18/Nov/2020 MAISON GéNéRALE

Fr. Óscar Martín : « Champagnat est malade »

Le frère Óscar Martín Vicario, Conseiller Général, partage avec nous une méditation qui est née de l’expérience que nous avons vécue ces derniers mois. Vous trouverez ci-dessous ses mots d’introduction et, dans ces liens, en PDF, le texte complet de sa réflexion (English | Español | Français | Português).


La situation de pandémie, la crise mondiale, la multitude de malades et de morts dans le monde entier… nous ont tous obligés à faire le point et à changer notre façon de voir les choses.

Chaque jour, nous entendons des nouvelles de personnes malades ou mourantes, de connaissances, d’amis, de parents et de frères de notre Institut qui sont infectés… Et cela suscite en nous, du moins pour moi, des sentiments intenses qui ne sont pas toujours faciles à gérer. Nous devenons préoccupés par notre propre santé, celle de nos frères et de ceux que nous aimons. Chacun à notre manière, nous vivons des expériences d’incertitude, de peur et de désorientation. Peut-être avons-nous nous-mêmes dû nous adapter à la maladie ou à la fragilité.
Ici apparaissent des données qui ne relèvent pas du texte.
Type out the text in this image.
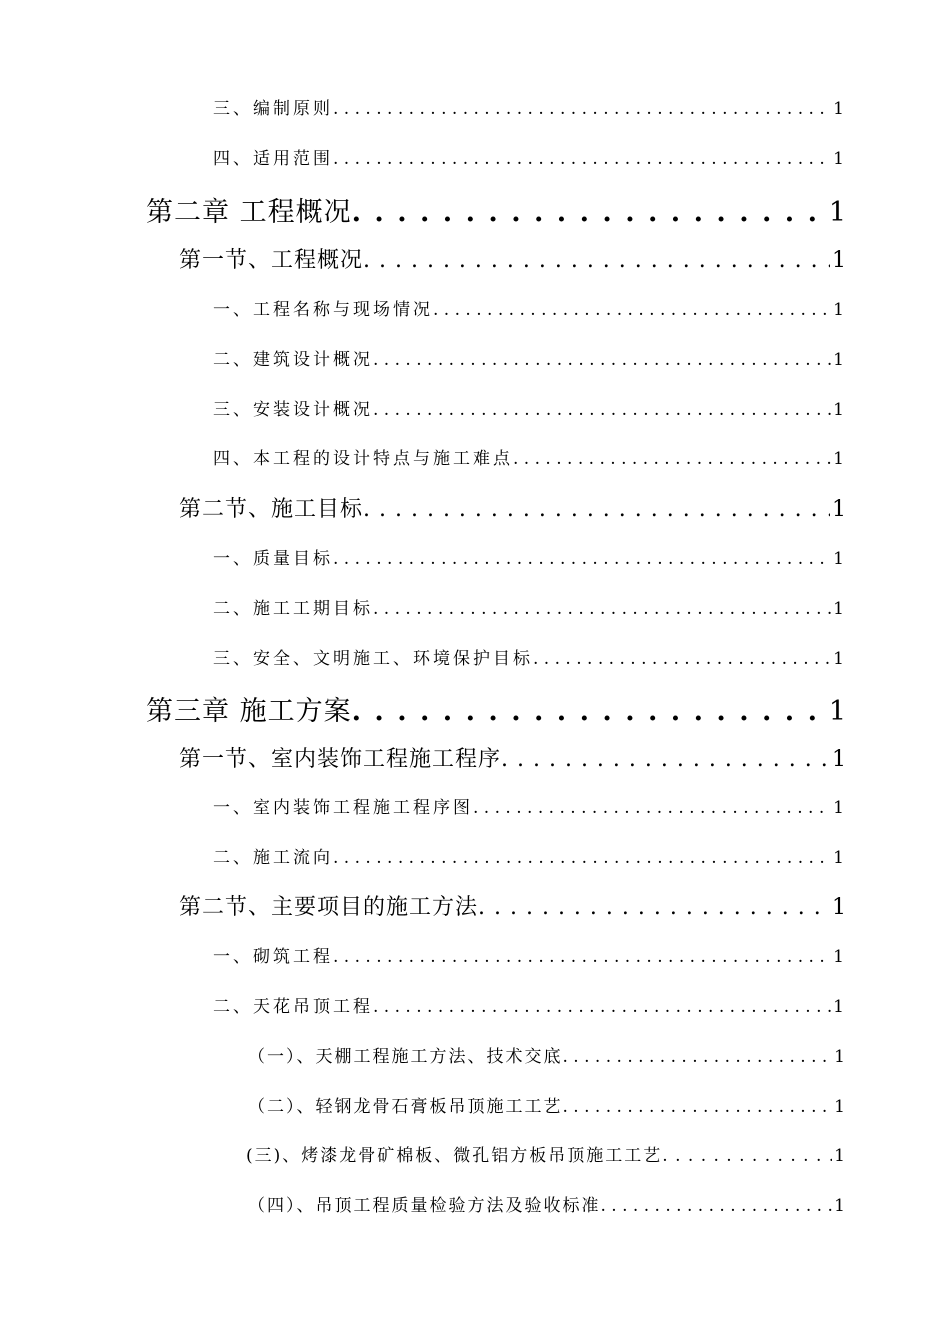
三、编制原则 . . .	1
四、适用范围 . . .	1
第二章 工程概况 . . .	1
第一节、工程概况 . . .	1
一、工程名称与现场情况 . . .	1
二、建筑设计概况 . . .	1
三、安装设计概况 . . .	1
四、本工程的设计特点与施工难点 . . .	1
第二节、施工目标 . . .	1
一、质量目标 . . .	1
二、施工工期目标 . . .	1
三、安全、文明施工、环境保护目标 . . .	1
第三章 施工方案 . . .	1
第一节、室内装饰工程施工程序 . . .	1
一、室内装饰工程施工程序图 . . .	1
二、施工流向 . . .	1
第二节、主要项目的施工方法 . . .	1
一、砌筑工程 . . .	1
二、天花吊顶工程 . . .	1
（一）、天棚工程施工方法、技术交底 . . .	1
（二）、轻钢龙骨石膏板吊顶施工工艺 . . .	1
(三)、烤漆龙骨矿棉板、微孔铝方板吊顶施工工艺 . . .	1
（四）、吊顶工程质量检验方法及验收标准 . . .	1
Nous pouvons aussi être hantés, comme je l’ai été, par le désir d’être plus actifs dans l’aide aux victimes et à ceux qui souffrent. Le témoignage du dévouement de tant d’agents de santé, de tant de prêtres, de religieux et religieuses, de nombreux maristes du monde entier, frères et laïcs, est très puissant, courageux et stimulant. Suis-je trop prudent ? La meilleure chose à faire est peut-être de suivre simplement les conseils des professionnels de la santé en matière de prévention ? Ou plutôt, peut-être est-ce le moment d’être plus audacieux et de s’engager pour aider ceux qui en ont le plus besoin aujourd’hui ?

Cette indécision reste avec moi et, alors que j’essaie de « lâcher » certaines de mes anciennes couvertures de sécurité et d’adopter une nouvelle position, des questions me reviennent sans cesse à l’esprit, qui me poussent à me concentrer, comme par exemple : comment faire face à ce dilemme du point de vue de ma vocation mariste ? Y a-t-il une façon « mariste » de vivre une crise ? Comment les premiers frères ont-ils fait face à la souffrance et à la perte ? En particulier, comment ont-ils réagi lorsqu’on leur a dit que le Père Champagnat, fondateur, père, mentor, ami, était malade ? Et enfin, comment Marcellin lui-même a-t-il fait face à sa maladie ?

Peut-être que cette perspective différente peut nous aider – du moins, elle m’aide. J’ai toujours été fasciné par la scène, si souvent racontée, de Marcellin malade, allongé dans son lit, conscient du découragement de ses disciples et des problèmes de la congrégation, et, ensuite, de la façon dont, s’appuyant sur le bras du frère Stanislas et faisant un effort suprême, il s’est débattu et est entré dans la salle de communauté.

Les frères n’étaient probablement pas habitués à voir Marcellin dans la douleur, manifestement malade et faible. Mais le fait de le voir dans cet état et pourtant encore debout a peut-être changé quelque chose dans l’histoire et l’avenir de l’Institut naissant.

Le désir de me poser cette question et de nous tous est la raison de cet article : Pourquoi ne pas contempler Marcellin Champagnat dans cette perspective peu commune ? Nous sommes tellement habitués à regarder ses qualités, son audace, son courage et son dynamisme… peut-être est-ce le bon moment de regarder une autre facette du Fondateur : comment il a géré la maladie, la faiblesse et la douleur.

Écrire ces mots est pour moi une façon de partager ma propre expérience en ce moment ; plus qu’une étude en profondeur, je veux que cet article soit une méditation. Je nous invite tous à nous arrêter et à penser à Marcellin d’une manière à laquelle nous ne sommes pas habitués : comme une personne faible, malade et vulnérable. La clé de lecture de cette réflexion se trouve dans le Document de notre XXIIe Chapitre général, lorsqu’il nous invite à « faire l’expérience de notre vulnérabilité comme source de fécondité et de liberté » (Message du the XXII Chapitre général). Cette idée fait partie intégrante de nos considérations ici, alors que nous essayons d’examiner comment Marcellin a géré son expérience de la vulnérabilité et de la maladie.